When you say "hashing makes the programming a little easier," I think you hit the nail on the head. I'm not trying to improve classification accuracy -- my goal was just to make it as easy as possible to learn on arbitrary structured data.
>my goal was just to make it as easy as possible to learn on arbitrary structured data
I'd be very careful about throwing arbitrary data at your learner, at least if you don't understand your data well. Oftentimes the predictors and response are not properly separated in the same way they will be during real-world usage (for example, in time); this leads to target leaks, where your model is effectively cheating by using data it won't have in production.
Target leaks are obvious when the classifier performs suspiciously well on in-sample test data, but sometimes the repercussions are more subtle but still very damaging in a production environment.
Hm, couldn't a hybrid approach deal with this? Eg hash all the data except a few dimensions you think are vital, and add those to the resulting hashed array?

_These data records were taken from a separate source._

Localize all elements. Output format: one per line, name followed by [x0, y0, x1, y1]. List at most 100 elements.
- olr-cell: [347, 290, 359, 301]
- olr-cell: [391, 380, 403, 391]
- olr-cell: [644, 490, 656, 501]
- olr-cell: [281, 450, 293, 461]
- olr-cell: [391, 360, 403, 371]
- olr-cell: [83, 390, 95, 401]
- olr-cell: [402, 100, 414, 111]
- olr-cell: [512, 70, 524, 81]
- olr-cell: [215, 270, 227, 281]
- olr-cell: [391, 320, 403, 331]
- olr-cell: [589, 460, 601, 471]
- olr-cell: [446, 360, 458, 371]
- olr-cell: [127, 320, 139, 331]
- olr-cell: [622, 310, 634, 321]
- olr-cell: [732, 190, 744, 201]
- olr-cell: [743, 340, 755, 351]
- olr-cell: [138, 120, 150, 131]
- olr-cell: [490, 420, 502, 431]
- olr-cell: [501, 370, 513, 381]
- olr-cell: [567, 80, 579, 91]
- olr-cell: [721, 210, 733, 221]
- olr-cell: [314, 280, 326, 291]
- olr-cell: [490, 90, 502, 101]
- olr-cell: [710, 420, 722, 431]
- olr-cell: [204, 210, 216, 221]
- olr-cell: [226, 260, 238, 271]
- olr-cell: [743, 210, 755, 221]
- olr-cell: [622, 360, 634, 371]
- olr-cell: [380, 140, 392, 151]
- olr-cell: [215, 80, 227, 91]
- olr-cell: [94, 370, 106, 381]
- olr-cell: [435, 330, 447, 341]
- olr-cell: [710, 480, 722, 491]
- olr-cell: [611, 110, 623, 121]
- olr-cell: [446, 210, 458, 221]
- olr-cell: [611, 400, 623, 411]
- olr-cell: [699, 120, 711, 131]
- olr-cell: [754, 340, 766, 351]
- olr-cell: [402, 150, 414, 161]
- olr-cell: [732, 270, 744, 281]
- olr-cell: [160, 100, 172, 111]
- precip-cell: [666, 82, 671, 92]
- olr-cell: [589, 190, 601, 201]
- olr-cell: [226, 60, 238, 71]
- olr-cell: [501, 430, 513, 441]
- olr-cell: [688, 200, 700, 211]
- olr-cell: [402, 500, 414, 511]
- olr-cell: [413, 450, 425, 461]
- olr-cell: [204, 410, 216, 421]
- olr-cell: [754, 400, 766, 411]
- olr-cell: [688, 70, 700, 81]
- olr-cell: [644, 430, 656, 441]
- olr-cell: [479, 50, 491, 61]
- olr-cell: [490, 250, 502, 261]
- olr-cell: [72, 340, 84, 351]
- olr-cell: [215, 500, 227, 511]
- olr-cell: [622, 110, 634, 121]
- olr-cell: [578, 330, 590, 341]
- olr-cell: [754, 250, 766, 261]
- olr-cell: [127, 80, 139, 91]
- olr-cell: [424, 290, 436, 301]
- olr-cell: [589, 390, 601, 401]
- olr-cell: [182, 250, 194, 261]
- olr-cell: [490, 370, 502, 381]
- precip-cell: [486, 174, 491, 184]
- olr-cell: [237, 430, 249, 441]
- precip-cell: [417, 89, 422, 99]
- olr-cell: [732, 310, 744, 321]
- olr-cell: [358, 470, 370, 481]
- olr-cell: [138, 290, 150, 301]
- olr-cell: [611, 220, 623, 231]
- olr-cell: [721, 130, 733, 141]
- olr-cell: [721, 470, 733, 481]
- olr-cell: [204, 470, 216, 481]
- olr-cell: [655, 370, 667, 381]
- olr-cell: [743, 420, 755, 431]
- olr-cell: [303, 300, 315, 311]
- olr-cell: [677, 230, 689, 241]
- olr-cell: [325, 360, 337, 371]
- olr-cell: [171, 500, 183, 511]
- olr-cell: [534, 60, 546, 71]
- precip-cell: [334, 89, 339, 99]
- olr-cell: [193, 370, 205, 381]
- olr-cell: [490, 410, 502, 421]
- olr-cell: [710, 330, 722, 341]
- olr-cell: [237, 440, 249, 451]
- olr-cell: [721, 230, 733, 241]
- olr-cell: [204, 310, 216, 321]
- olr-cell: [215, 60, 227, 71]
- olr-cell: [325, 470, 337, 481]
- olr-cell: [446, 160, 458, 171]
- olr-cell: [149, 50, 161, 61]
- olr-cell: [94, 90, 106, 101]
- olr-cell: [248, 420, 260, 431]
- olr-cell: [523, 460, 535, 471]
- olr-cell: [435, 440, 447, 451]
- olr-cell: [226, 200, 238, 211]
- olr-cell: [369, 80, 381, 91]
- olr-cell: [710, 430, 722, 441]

The hashing is not for security though, so why not keep a store of your hash + key. Again, added overhead but you wouldn't have to hash twice and you could just use the mapping table for debugging, rather than in operational code at the expense of resources.
When you say "hashing makes the programming a little easier," I think you hit the nail on the head. I'm not trying to improve classification accuracy -- my goal was just to make it as easy as possible to learn on arbitrary structured data.